Public school kindergarten teachers agree that physical well being, social development, and curiosity are more important for kindergarten readiness than knowledge of discrete skills. Almost all teachers state that being physically healthy, rested, and well-nourished is a very important or essential quality for kindergarten readiness. In addition, more than three-fourths believe that children should be able to communicate needs, wants, and thoughts in their own language and that they should be enthusiastic and curious when approaching new activities. Conversely, less than one-fourth think it very important that children have good problem-solving skills, can identify primary colors and basic shapes, be able to use pencils, know the alphabet, or count to 20. In fact, over half of the teachers state that it is not very (or not at all) important to know the alphabet or count in order to be ready for kindergarten. Regarding other qualities--such as knowing the English language, not being disruptive of the class, being able to sit still and pay attention-- teachers are more divided. Roughly half (between 40 and 60 percent) consider these very important qualities, but the remainder see them as only somewhat important or not important.
Kindergarten teachers" views on school readiness and how to facilitate learning show even greater diversity and some contradiction. Although almost all teachers believe that readiness comes with time to mature and cannot be pushed, they also believe that they can enhance readiness by providing children with skill-building experiences. About half of the teachers would enroll children in kindergarten when they are eligible, even if they seem to be unready for school, whereas half would suggest that children with readiness problems wait a year before enrolling in kindergarten.
Kindergarten teachers almost universally agree that parents should read to their children and play counting games at home regularly and that one of the best ways to help children learn to read is to read to them. In keeping with their teachers" attitudes toward reading, children in 90 percent of kindergartens classes listened to stories read aloud daily during a typical week in the 1992-93 school year.

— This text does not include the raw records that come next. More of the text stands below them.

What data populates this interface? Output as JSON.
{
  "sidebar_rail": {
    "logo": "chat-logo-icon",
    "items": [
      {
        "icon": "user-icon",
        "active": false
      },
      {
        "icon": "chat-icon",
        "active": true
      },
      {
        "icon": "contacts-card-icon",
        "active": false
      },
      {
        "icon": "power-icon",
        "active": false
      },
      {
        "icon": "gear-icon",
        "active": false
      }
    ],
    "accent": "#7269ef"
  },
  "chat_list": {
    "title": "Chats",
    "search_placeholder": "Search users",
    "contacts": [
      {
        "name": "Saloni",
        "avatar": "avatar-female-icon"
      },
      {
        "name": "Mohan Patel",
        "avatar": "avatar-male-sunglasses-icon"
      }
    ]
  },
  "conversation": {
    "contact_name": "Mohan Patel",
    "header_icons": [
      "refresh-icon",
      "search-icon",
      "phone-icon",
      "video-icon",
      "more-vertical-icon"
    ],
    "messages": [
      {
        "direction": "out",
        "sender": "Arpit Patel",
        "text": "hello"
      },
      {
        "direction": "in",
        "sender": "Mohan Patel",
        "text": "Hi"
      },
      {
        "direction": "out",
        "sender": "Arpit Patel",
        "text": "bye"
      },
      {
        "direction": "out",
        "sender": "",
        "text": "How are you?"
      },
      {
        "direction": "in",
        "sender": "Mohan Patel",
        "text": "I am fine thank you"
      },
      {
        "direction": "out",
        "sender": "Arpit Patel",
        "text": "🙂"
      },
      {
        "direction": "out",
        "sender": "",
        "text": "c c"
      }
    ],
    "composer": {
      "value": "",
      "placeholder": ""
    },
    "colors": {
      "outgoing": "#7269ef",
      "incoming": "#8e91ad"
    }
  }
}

In summary, the survey has answered some of the questions that were posed in the background section. Most kindergarten teachers believe enthusiasm and curiosity are more important than knowing the alphabet or counting. There is consensus on some practices to help develop readiness and diversity of opinions on others. Further exploration of the interrelations among the different beliefs and attitudes about readiness, which is currently being done, may shed some clarification on the dimensionality of readiness.